Case 1 (harvesting level $h < 4$): There are two distinct equilibrium solutions $x(t) \equiv N$ and $x(t) \equiv H$ with $N > H$. This case is similar to Part (a).
Case 2 (harvesting level $h = 4$): $N = H = 2$. There is only one equilibrium solution $x(t) \equiv 2$, which is semistable.

Phase diagram for h = 4: The equilibrium at x = 2 is semistable.

Solution Curves for h = 4
Case 3 (harvesting level $h > 4$): There is no real solution and no equilibrium solution.

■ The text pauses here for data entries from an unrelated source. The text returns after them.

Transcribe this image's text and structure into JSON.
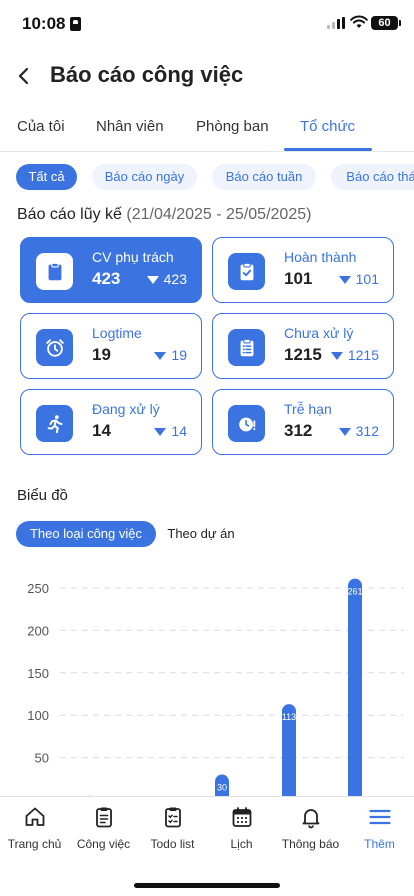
{
  "status_bar": {
    "time": "10:08",
    "battery": "60"
  },
  "header": {
    "title": "Báo cáo công việc"
  },
  "tabs": [
    {
      "label": "Của tôi"
    },
    {
      "label": "Nhân viên"
    },
    {
      "label": "Phòng ban"
    },
    {
      "label": "Tổ chức"
    }
  ],
  "active_tab": "Tổ chức",
  "filters": [
    {
      "label": "Tất cả"
    },
    {
      "label": "Báo cáo ngày"
    },
    {
      "label": "Báo cáo tuần"
    },
    {
      "label": "Báo cáo thá"
    }
  ],
  "active_filter": "Tất cả",
  "summary": {
    "title": "Báo cáo lũy kế",
    "range": "(21/04/2025 - 25/05/2025)",
    "cards": [
      {
        "label": "CV phụ trách",
        "value": "423",
        "delta": "423",
        "icon": "clipboard-icon"
      },
      {
        "label": "Hoàn thành",
        "value": "101",
        "delta": "101",
        "icon": "clipboard-check-icon"
      },
      {
        "label": "Logtime",
        "value": "19",
        "delta": "19",
        "icon": "alarm-clock-icon"
      },
      {
        "label": "Chưa xử lý",
        "value": "1215",
        "delta": "1215",
        "icon": "clipboard-list-icon"
      },
      {
        "label": "Đang xử lý",
        "value": "14",
        "delta": "14",
        "icon": "running-person-icon"
      },
      {
        "label": "Trễ hạn",
        "value": "312",
        "delta": "312",
        "icon": "clock-alert-icon"
      }
    ]
  },
  "chart_section": {
    "title": "Biểu đồ",
    "chips": [
      {
        "label": "Theo loại công việc"
      },
      {
        "label": "Theo dự án"
      }
    ],
    "active_chip": "Theo loại công việc"
  },
  "chart_data": {
    "type": "bar",
    "title": "",
    "xlabel": "",
    "ylabel": "",
    "ylim": [
      0,
      260
    ],
    "yticks": [
      50,
      100,
      150,
      200,
      250
    ],
    "categories": [
      "",
      "",
      "",
      "",
      ""
    ],
    "values": [
      5,
      30,
      113,
      261,
      0
    ],
    "data_labels": [
      "",
      "30",
      "113",
      "261",
      ""
    ],
    "grid": true,
    "legend": "none"
  },
  "bottom_nav": [
    {
      "label": "Trang chủ",
      "icon": "home-icon"
    },
    {
      "label": "Công việc",
      "icon": "clipboard-icon"
    },
    {
      "label": "Todo list",
      "icon": "checklist-icon"
    },
    {
      "label": "Lịch",
      "icon": "calendar-icon"
    },
    {
      "label": "Thông báo",
      "icon": "bell-icon"
    },
    {
      "label": "Thêm",
      "icon": "menu-icon"
    }
  ],
  "active_nav": "Thêm",
  "colors": {
    "accent": "#3B74E0",
    "accent_light": "#EEF3FD",
    "text": "#222222"
  }
}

The population dies out as a result of excessive harvesting.

The value $h = 4$, for which the qualitative nature of the solutions changes as $h$ increases, is called a bifurcation point for the differential equation containing parameter $h$.

The bifurcation diagram consists of all points $(h, c)$ where $c$ is a critical point of the equation $x' = x(4 - x) - h$.

Since $c = 2 \pm \sqrt{4 - h}$, we have $(c - 2)^2 = 4 - h$.

A bifurcation diagram showing harvesting level h on the horizontal axis and critical points c on the vertical axis. A parabola opens to the left with its vertex at the point (4, 2), representing the curve (c-2)^2 = 4-h.

Bifurcation diagram: The parabola separates regions of two, one (semistable), or no equilibrium solutions based on h.